Personal information
- Full name: Johann Hummel
- Date of birth: 31 January 1957 (age 68)
- Original team(s): North Blackburn
- Height: 177 cm (5 ft 10 in)
- Weight: 72 kg (159 lb)

Playing career^{1}
- Years: Club / Games (Goals)
- 1977–1978: Richmond / 09 0(7)
- 1979: South Melbourne / 14 (20)
- 1980: Collingwood / 03 0(4)
- Total:  / 26 (31)
- ^{1} Playing statistics correct to the end of 1980.

= Jon Hummel =

Australian rules footballer

Johann "Jon" Hummel (born 31 January 1957) is a former Australian rules footballer who played with Richmond, South Melbourne and Collingwood in the Victorian Football League (VFL).

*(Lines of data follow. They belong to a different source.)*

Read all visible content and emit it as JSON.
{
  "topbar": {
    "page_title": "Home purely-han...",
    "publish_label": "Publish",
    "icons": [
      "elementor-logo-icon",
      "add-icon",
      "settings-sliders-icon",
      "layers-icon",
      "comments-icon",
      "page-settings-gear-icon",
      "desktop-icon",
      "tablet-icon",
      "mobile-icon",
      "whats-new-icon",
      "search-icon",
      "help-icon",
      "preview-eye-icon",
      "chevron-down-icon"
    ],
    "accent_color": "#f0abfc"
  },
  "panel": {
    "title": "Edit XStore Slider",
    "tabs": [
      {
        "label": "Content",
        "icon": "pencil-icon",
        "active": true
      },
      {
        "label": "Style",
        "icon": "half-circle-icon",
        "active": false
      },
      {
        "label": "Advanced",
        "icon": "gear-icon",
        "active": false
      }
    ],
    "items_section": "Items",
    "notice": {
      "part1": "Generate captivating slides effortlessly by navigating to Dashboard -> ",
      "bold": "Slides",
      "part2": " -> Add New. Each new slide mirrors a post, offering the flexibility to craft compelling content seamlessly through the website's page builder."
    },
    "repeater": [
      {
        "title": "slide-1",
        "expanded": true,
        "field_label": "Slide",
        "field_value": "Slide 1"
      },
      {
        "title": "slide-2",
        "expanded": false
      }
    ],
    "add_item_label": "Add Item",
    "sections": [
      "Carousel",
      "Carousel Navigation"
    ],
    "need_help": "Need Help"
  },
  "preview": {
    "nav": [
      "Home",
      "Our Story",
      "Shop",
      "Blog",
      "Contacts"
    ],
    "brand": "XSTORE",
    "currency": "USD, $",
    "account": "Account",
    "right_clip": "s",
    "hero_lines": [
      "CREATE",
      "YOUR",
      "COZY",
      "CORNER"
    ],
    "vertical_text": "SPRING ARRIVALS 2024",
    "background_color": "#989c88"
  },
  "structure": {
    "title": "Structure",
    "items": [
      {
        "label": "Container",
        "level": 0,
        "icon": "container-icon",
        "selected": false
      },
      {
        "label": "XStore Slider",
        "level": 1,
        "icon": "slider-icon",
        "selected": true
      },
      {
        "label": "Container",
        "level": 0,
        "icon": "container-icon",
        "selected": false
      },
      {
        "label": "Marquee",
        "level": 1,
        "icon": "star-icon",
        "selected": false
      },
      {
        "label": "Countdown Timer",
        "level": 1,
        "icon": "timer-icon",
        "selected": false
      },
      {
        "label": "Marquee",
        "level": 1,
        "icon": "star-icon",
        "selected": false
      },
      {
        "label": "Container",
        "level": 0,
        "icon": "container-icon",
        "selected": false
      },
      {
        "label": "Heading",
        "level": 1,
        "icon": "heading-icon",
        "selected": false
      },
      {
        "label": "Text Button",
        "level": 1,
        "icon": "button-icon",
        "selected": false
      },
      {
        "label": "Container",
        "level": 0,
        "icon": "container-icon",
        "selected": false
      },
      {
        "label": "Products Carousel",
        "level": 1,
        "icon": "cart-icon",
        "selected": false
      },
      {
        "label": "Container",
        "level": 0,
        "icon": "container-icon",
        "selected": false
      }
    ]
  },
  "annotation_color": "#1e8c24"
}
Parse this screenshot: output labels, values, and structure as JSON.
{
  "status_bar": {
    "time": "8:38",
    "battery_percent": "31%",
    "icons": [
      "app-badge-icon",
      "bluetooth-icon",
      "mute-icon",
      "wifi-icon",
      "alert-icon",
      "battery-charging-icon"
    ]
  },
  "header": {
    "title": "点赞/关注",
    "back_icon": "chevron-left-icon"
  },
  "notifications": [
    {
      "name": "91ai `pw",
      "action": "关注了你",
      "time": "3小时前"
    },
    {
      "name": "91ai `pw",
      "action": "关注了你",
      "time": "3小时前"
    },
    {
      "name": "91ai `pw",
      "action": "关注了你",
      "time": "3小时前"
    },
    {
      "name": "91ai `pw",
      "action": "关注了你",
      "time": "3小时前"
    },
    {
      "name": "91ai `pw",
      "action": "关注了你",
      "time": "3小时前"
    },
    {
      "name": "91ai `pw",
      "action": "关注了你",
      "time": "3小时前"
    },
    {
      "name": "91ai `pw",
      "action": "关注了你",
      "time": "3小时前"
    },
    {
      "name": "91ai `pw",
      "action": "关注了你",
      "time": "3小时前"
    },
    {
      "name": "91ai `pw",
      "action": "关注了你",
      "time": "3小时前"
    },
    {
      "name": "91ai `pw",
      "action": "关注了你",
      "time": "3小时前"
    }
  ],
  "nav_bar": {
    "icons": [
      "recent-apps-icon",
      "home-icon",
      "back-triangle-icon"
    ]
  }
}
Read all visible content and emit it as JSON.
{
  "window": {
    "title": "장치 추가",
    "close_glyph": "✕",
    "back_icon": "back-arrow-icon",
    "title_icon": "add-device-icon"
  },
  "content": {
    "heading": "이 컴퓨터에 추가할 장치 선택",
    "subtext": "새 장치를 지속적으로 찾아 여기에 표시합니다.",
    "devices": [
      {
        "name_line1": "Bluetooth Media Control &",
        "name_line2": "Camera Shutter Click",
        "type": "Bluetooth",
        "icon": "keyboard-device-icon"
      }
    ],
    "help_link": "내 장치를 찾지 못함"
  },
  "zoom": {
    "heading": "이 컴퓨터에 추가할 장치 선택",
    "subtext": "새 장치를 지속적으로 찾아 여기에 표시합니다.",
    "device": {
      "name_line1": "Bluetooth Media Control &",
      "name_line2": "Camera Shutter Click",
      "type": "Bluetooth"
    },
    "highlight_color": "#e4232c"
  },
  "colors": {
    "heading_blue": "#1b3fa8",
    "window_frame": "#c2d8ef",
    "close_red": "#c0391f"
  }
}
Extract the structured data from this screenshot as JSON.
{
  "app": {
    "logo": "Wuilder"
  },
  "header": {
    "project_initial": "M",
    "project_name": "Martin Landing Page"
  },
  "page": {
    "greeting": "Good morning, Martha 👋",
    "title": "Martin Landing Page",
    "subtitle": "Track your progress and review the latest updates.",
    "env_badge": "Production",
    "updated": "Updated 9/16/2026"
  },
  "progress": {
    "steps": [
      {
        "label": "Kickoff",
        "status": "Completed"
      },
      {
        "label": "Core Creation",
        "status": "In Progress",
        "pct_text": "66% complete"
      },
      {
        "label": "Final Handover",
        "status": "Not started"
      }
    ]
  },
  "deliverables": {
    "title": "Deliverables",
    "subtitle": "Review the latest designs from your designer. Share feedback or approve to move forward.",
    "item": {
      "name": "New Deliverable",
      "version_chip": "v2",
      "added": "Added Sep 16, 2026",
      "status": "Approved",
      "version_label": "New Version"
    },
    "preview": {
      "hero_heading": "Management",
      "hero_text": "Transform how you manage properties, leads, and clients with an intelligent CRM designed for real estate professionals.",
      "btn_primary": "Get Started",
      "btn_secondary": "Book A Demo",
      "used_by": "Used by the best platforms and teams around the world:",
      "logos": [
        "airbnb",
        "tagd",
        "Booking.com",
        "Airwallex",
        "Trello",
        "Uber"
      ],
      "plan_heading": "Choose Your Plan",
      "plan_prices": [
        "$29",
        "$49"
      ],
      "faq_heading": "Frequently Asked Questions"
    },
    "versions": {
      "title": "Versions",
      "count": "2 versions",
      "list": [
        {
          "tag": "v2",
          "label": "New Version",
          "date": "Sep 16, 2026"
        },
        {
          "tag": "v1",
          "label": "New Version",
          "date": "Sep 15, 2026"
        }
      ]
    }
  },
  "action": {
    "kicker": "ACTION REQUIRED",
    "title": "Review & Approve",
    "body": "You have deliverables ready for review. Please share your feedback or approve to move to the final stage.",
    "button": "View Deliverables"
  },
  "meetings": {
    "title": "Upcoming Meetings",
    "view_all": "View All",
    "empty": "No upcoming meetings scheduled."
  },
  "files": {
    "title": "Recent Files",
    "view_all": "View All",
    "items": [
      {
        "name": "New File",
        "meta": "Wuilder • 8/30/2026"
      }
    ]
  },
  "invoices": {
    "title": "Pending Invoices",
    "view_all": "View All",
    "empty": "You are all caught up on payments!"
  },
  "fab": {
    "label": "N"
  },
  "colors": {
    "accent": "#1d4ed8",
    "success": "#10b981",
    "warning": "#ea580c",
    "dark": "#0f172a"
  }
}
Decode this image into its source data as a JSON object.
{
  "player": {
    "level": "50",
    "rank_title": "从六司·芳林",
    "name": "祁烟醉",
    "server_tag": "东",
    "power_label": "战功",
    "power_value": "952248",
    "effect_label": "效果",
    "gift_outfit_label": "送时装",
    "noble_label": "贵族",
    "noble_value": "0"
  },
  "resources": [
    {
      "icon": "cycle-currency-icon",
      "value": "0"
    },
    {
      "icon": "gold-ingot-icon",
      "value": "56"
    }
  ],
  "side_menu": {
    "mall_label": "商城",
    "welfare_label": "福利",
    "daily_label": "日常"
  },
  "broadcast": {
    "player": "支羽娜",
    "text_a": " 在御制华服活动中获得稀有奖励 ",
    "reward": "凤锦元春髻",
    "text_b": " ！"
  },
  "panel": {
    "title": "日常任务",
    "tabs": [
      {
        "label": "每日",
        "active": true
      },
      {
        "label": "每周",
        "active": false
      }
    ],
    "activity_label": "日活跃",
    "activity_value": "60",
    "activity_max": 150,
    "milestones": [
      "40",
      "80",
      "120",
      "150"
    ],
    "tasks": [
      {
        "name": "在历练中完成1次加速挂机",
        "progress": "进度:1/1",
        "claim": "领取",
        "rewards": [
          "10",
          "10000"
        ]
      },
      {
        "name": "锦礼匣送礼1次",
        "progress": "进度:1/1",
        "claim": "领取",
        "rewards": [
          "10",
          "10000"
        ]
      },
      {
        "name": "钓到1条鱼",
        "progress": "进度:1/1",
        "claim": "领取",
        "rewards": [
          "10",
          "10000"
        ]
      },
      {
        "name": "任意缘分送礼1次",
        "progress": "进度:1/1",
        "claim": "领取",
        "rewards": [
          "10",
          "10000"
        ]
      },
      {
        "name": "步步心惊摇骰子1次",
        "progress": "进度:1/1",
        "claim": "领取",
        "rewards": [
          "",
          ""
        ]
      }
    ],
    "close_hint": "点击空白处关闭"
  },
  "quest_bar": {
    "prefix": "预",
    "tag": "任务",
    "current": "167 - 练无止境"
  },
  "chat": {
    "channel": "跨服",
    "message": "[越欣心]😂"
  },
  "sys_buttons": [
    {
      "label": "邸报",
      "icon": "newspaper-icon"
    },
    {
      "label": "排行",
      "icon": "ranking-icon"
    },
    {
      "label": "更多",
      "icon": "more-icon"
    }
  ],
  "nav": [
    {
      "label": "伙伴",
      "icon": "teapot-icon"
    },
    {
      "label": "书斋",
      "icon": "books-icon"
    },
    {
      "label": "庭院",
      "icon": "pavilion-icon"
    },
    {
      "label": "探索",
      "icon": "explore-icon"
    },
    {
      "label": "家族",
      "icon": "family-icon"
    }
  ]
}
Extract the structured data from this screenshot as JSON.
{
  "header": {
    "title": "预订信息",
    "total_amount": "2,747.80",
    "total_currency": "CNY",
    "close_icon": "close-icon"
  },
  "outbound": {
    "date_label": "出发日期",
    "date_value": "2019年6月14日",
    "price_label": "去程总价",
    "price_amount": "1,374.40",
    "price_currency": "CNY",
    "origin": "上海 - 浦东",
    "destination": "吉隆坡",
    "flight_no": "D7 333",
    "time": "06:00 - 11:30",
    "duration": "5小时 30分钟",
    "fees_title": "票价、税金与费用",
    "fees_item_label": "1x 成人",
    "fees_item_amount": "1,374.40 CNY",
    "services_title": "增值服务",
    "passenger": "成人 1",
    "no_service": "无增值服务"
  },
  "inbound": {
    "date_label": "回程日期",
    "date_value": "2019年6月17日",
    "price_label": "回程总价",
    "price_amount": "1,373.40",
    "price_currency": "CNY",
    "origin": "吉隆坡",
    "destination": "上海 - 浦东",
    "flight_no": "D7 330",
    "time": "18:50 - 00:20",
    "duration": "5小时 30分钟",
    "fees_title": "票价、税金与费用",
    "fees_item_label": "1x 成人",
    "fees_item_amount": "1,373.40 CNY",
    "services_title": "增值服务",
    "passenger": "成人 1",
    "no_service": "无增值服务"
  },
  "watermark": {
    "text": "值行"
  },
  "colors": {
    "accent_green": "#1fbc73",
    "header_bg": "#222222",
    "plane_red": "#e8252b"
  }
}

Recruited from North Blackburn, Hummel was a member of Richmond's 1977 VFL reserves premiership team and also played seven senior games that season. After making just two appearances in 1978, Hummel made his way to South Melbourne and kicked five goals on debut for his new club, against Hawthorn at Waverley Park. He played 13 more games for South Melbourne and then switched to Collingwood, where he would play only three times. The rover then joined the Werribee Football Club.